Humans are intricate beings with complex communication methods. Psychologists have developed numerous tests to evaluate our ability to interpret and understand interactions. Recent research published in Nature Human Behavior reveals that some large language models (LLMs) now match, or even surpass, humans in tasks assessing the ability to track mental states, known as “theory of mind.”

This advancement doesn’t imply AI systems can truly understand human emotions, but it shows significant progress in models performing tasks thought to be uniquely human. Researchers applied the same systematic methods used in human theory of mind tests to LLMs to explore their successes and shortcomings.

Superior AI models could appear more empathetic and useful in interactions. Recently, both OpenAI and Google introduced advanced AI assistants—GPT-4 and Astra—designed to provide more natural responses. However, it’s crucial to remember that these abilities are not genuinely human, even if they seem so.

Cristina Becchio, a neuroscience professor at the University Medical Center Hamburg-Eppendorf, cautions, “We naturally attribute mental states and intentions to entities without minds. The risk of attributing theory of mind to LLMs is significant.”

Theory of mind is essential for social and emotional intelligence, enabling us to infer intentions and empathize with others. Most children develop these skills between ages three and five.

Researchers tested two LLM families—OpenAI’s GPT-3.5 and GPT-4, and three versions of Meta’s Llama—on tasks designed to test human theory of mind, including recognizing false beliefs, detecting faux pas, and understanding implied meanings. They compared these results with scores from 1,907 human participants.

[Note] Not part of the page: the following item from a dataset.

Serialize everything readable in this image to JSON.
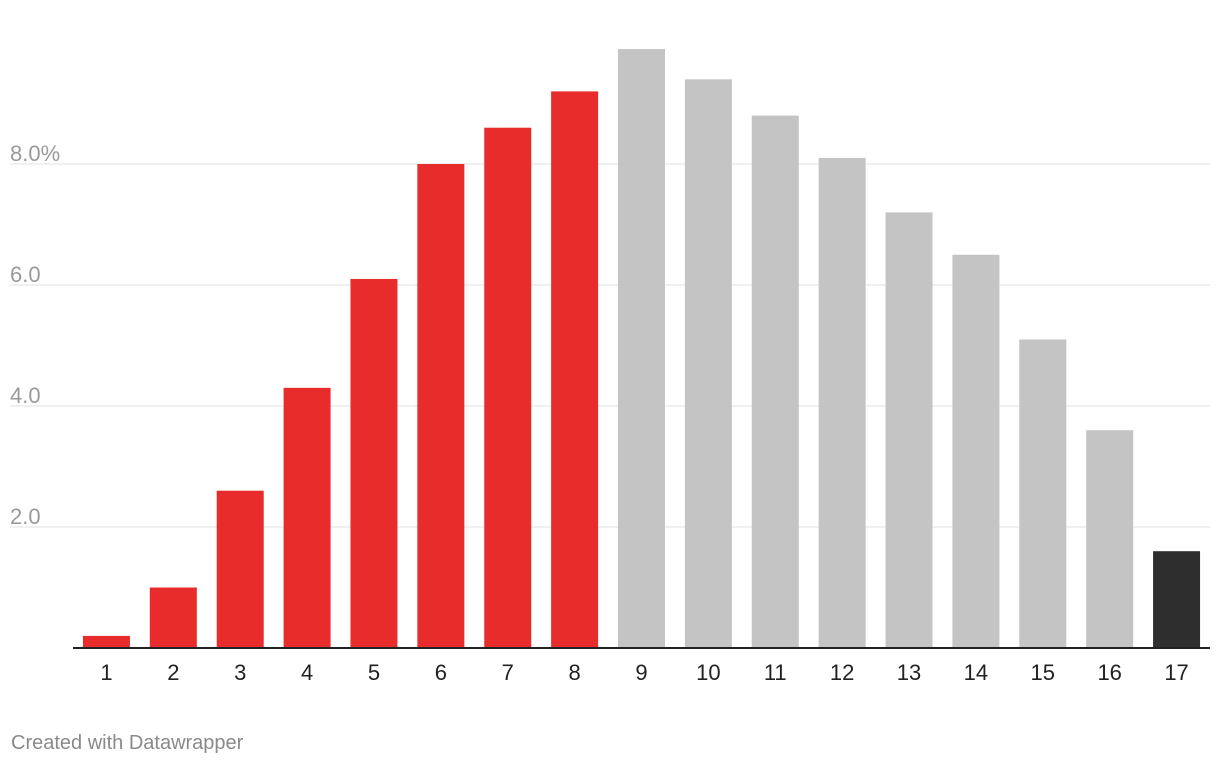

Five types of tests were conducted: the hinting task, the false-belief task, recognizing faux pas, understanding strange stories, and comprehending irony. The AI models underwent each test 15 times in separate chats to ensure independent responses, which were then scored similarly to human responses.

Results showed GPT models often performed at or above human averages in tasks involving indirect requests, misdirection, and false beliefs. GPT-4 excelled in irony, hinting, and strange stories tests. Conversely, Llama 2 models performed below the human average, except for the largest model, which outperformed humans in recognizing faux pas scenarios. GPT models struggled with faux pas due to their reluctance to draw conclusions without sufficient information.

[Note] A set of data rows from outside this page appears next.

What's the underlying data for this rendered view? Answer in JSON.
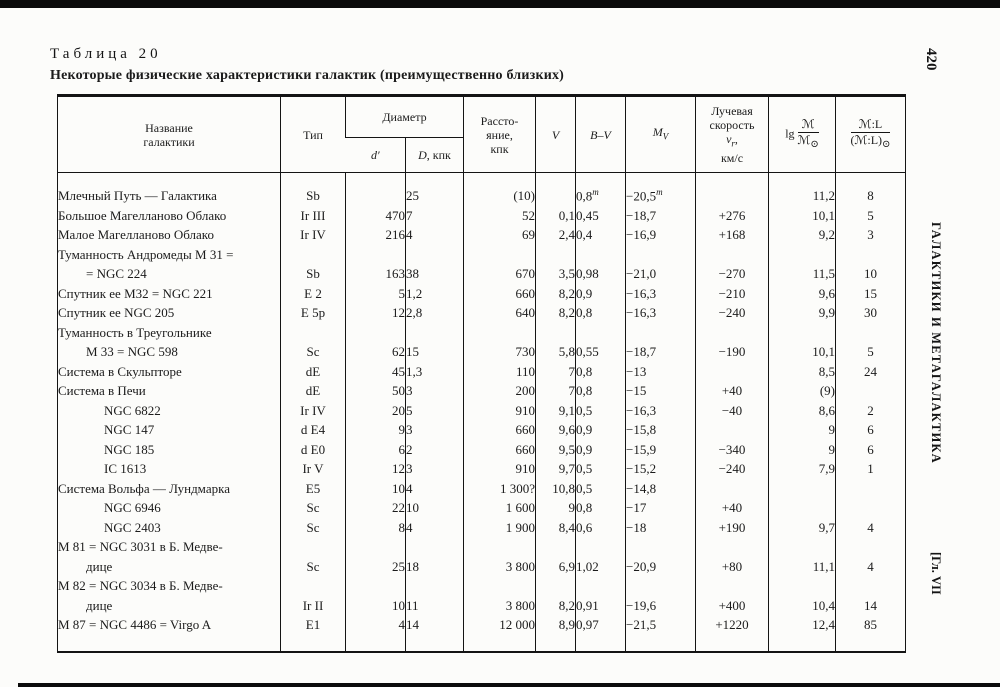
{
  "page": {
    "number": "420",
    "running_head": "ГАЛАКТИКИ И МЕТАГАЛАКТИКА",
    "chapter": "[Гл. VII",
    "table_label": "Таблица 20",
    "table_title": "Некоторые физические характеристики галактик (преимущественно близких)"
  },
  "table": {
    "headers": {
      "name_l1": "Название",
      "name_l2": "галактики",
      "type": "Тип",
      "diameter": "Диаметр",
      "d_prime": "d′",
      "D_letter": "D",
      "D_rest": ", кпк",
      "dist_l1": "Рассто-",
      "dist_l2": "яние,",
      "dist_l3": "кпк",
      "V": "V",
      "BV": "B–V",
      "M_letter": "M",
      "M_sub": "V",
      "vel_l1": "Лучевая",
      "vel_l2": "скорость",
      "vel_v": "v",
      "vel_sub": "r",
      "vel_comma": ",",
      "vel_l4": "км/с",
      "lg_prefix": "lg",
      "lg_num": "ℳ",
      "lg_den": "ℳ",
      "lg_den_sub": "⊙",
      "ml_num": "ℳ:L",
      "ml_den": "(ℳ:L)",
      "ml_den_sub": "⊙"
    },
    "rows": [
      {
        "name": [
          "Млечный Путь — Галактика"
        ],
        "indent": false,
        "type": "Sb",
        "d": "",
        "D": "25",
        "dist": "(10)",
        "V": "",
        "BV": "0,8^m",
        "MV": "−20,5^m",
        "vr": "",
        "lg": "11,2",
        "ML": "8"
      },
      {
        "name": [
          "Большое Магелланово Облако"
        ],
        "indent": false,
        "type": "Ir III",
        "d": "470",
        "D": "7",
        "dist": "52",
        "V": "0,1",
        "BV": "0,45",
        "MV": "−18,7",
        "vr": "+276",
        "lg": "10,1",
        "ML": "5"
      },
      {
        "name": [
          "Малое Магелланово Облако"
        ],
        "indent": false,
        "type": "Ir IV",
        "d": "216",
        "D": "4",
        "dist": "69",
        "V": "2,4",
        "BV": "0,4",
        "MV": "−16,9",
        "vr": "+168",
        "lg": "9,2",
        "ML": "3"
      },
      {
        "name": [
          "Туманность Андромеды M 31 =",
          "= NGC 224"
        ],
        "indent": false,
        "type": "Sb",
        "d": "163",
        "D": "38",
        "dist": "670",
        "V": "3,5",
        "BV": "0,98",
        "MV": "−21,0",
        "vr": "−270",
        "lg": "11,5",
        "ML": "10"
      },
      {
        "name": [
          "Спутник ее  M32 = NGC 221"
        ],
        "indent": false,
        "type": "E 2",
        "d": "5",
        "D": "1,2",
        "dist": "660",
        "V": "8,2",
        "BV": "0,9",
        "MV": "−16,3",
        "vr": "−210",
        "lg": "9,6",
        "ML": "15"
      },
      {
        "name": [
          "Спутник ее NGC 205"
        ],
        "indent": false,
        "type": "E 5p",
        "d": "12",
        "D": "2,8",
        "dist": "640",
        "V": "8,2",
        "BV": "0,8",
        "MV": "−16,3",
        "vr": "−240",
        "lg": "9,9",
        "ML": "30"
      },
      {
        "name": [
          "Туманность в Треугольнике",
          "M 33 = NGC 598"
        ],
        "indent": false,
        "type": "Sc",
        "d": "62",
        "D": "15",
        "dist": "730",
        "V": "5,8",
        "BV": "0,55",
        "MV": "−18,7",
        "vr": "−190",
        "lg": "10,1",
        "ML": "5"
      },
      {
        "name": [
          "Система в Скульпторе"
        ],
        "indent": false,
        "type": "dE",
        "d": "45",
        "D": "1,3",
        "dist": "110",
        "V": "7",
        "BV": "0,8",
        "MV": "−13",
        "vr": "",
        "lg": "8,5",
        "ML": "24"
      },
      {
        "name": [
          "Система в Печи"
        ],
        "indent": false,
        "type": "dE",
        "d": "50",
        "D": "3",
        "dist": "200",
        "V": "7",
        "BV": "0,8",
        "MV": "−15",
        "vr": "+40",
        "lg": "(9)",
        "ML": ""
      },
      {
        "name": [
          "NGC 6822"
        ],
        "indent": true,
        "type": "Ir IV",
        "d": "20",
        "D": "5",
        "dist": "910",
        "V": "9,1",
        "BV": "0,5",
        "MV": "−16,3",
        "vr": "−40",
        "lg": "8,6",
        "ML": "2"
      },
      {
        "name": [
          "NGC 147"
        ],
        "indent": true,
        "type": "d E4",
        "d": "9",
        "D": "3",
        "dist": "660",
        "V": "9,6",
        "BV": "0,9",
        "MV": "−15,8",
        "vr": "",
        "lg": "9",
        "ML": "6"
      },
      {
        "name": [
          "NGC 185"
        ],
        "indent": true,
        "type": "d E0",
        "d": "6",
        "D": "2",
        "dist": "660",
        "V": "9,5",
        "BV": "0,9",
        "MV": "−15,9",
        "vr": "−340",
        "lg": "9",
        "ML": "6"
      },
      {
        "name": [
          "IC 1613"
        ],
        "indent": true,
        "type": "Ir V",
        "d": "12",
        "D": "3",
        "dist": "910",
        "V": "9,7",
        "BV": "0,5",
        "MV": "−15,2",
        "vr": "−240",
        "lg": "7,9",
        "ML": "1"
      },
      {
        "name": [
          "Система Вольфа — Лундмарка"
        ],
        "indent": false,
        "type": "E5",
        "d": "10",
        "D": "4",
        "dist": "1 300?",
        "V": "10,8",
        "BV": "0,5",
        "MV": "−14,8",
        "vr": "",
        "lg": "",
        "ML": ""
      },
      {
        "name": [
          "NGC 6946"
        ],
        "indent": true,
        "type": "Sc",
        "d": "22",
        "D": "10",
        "dist": "1 600",
        "V": "9",
        "BV": "0,8",
        "MV": "−17",
        "vr": "+40",
        "lg": "",
        "ML": ""
      },
      {
        "name": [
          "NGC 2403"
        ],
        "indent": true,
        "type": "Sc",
        "d": "8",
        "D": "4",
        "dist": "1 900",
        "V": "8,4",
        "BV": "0,6",
        "MV": "−18",
        "vr": "+190",
        "lg": "9,7",
        "ML": "4"
      },
      {
        "name": [
          "M 81 = NGC 3031 в Б. Медве-",
          "дице"
        ],
        "indent": false,
        "type": "Sc",
        "d": "25",
        "D": "18",
        "dist": "3 800",
        "V": "6,9",
        "BV": "1,02",
        "MV": "−20,9",
        "vr": "+80",
        "lg": "11,1",
        "ML": "4"
      },
      {
        "name": [
          "M 82 = NGC 3034 в Б. Медве-",
          "дице"
        ],
        "indent": false,
        "type": "Ir II",
        "d": "10",
        "D": "11",
        "dist": "3 800",
        "V": "8,2",
        "BV": "0,91",
        "MV": "−19,6",
        "vr": "+400",
        "lg": "10,4",
        "ML": "14"
      },
      {
        "name": [
          "M 87 = NGC 4486 = Virgo A"
        ],
        "indent": false,
        "type": "E1",
        "d": "4",
        "D": "14",
        "dist": "12 000",
        "V": "8,9",
        "BV": "0,97",
        "MV": "−21,5",
        "vr": "+1220",
        "lg": "12,4",
        "ML": "85"
      }
    ]
  }
}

“These models aren’t demonstrating human-like theory of mind,” says a researcher. “But they show competence in making mentalistic inferences and reasoning about minds.”

The LLMs’ strong performance could be attributed to their training on well-established psychological tests, suggests Maarten Sap, an assistant professor at Carnegie Mellon University. “When administering a false-belief test to a child, they likely haven’t encountered that exact test before, but language models might have.”

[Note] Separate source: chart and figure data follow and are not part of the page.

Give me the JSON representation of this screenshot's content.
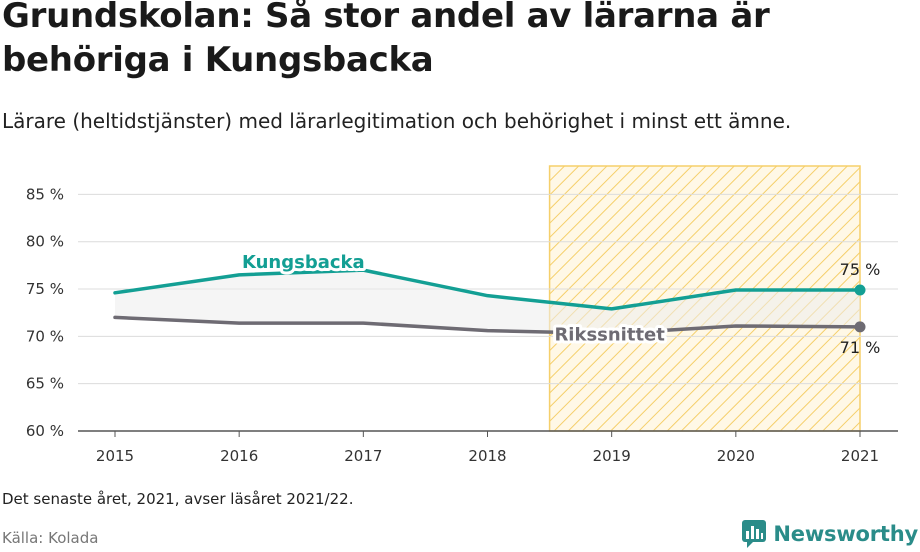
{
  "title": "Grundskolan: Så stor andel av lärarna är behöriga i Kungsbacka",
  "subtitle": "Lärare (heltidstjänster) med lärarlegitimation och behörighet i minst ett ämne.",
  "note": "Det senaste året, 2021, avser läsåret 2021/22.",
  "source": "Källa: Kolada",
  "brand": "Newsworthy",
  "chart_data": {
    "type": "line",
    "x": [
      2015,
      2016,
      2017,
      2018,
      2019,
      2020,
      2021
    ],
    "x_tick_labels": [
      "2015",
      "2016",
      "2017",
      "2018",
      "2019",
      "2020",
      "2021"
    ],
    "y_ticks": [
      60,
      65,
      70,
      75,
      80,
      85
    ],
    "y_tick_labels": [
      "60 %",
      "65 %",
      "70 %",
      "75 %",
      "80 %",
      "85 %"
    ],
    "ylim": [
      60,
      88
    ],
    "grid": true,
    "highlight_range": [
      2018.5,
      2021
    ],
    "series": [
      {
        "name": "Kungsbacka",
        "values": [
          74.6,
          76.5,
          77.0,
          74.3,
          72.9,
          74.9,
          74.9
        ],
        "color": "#139f94",
        "end_label": "75 %"
      },
      {
        "name": "Rikssnittet",
        "values": [
          72.0,
          71.4,
          71.4,
          70.6,
          70.3,
          71.1,
          71.0
        ],
        "color": "#6e6b73",
        "end_label": "71 %"
      }
    ]
  }
}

Understanding LLMs remains a challenge. Research like this helps clarify what these models can and cannot do, says Tomer Ullman, a cognitive scientist at Harvard University. However, outperforming humans in theory of mind tests doesn’t equate to AI possessing a human-like theory of mind.

“I’m not anti-benchmark, but we’re reaching the limits of their usefulness,” Ullman states. “How these models pass benchmarks is not in a human-like manner.”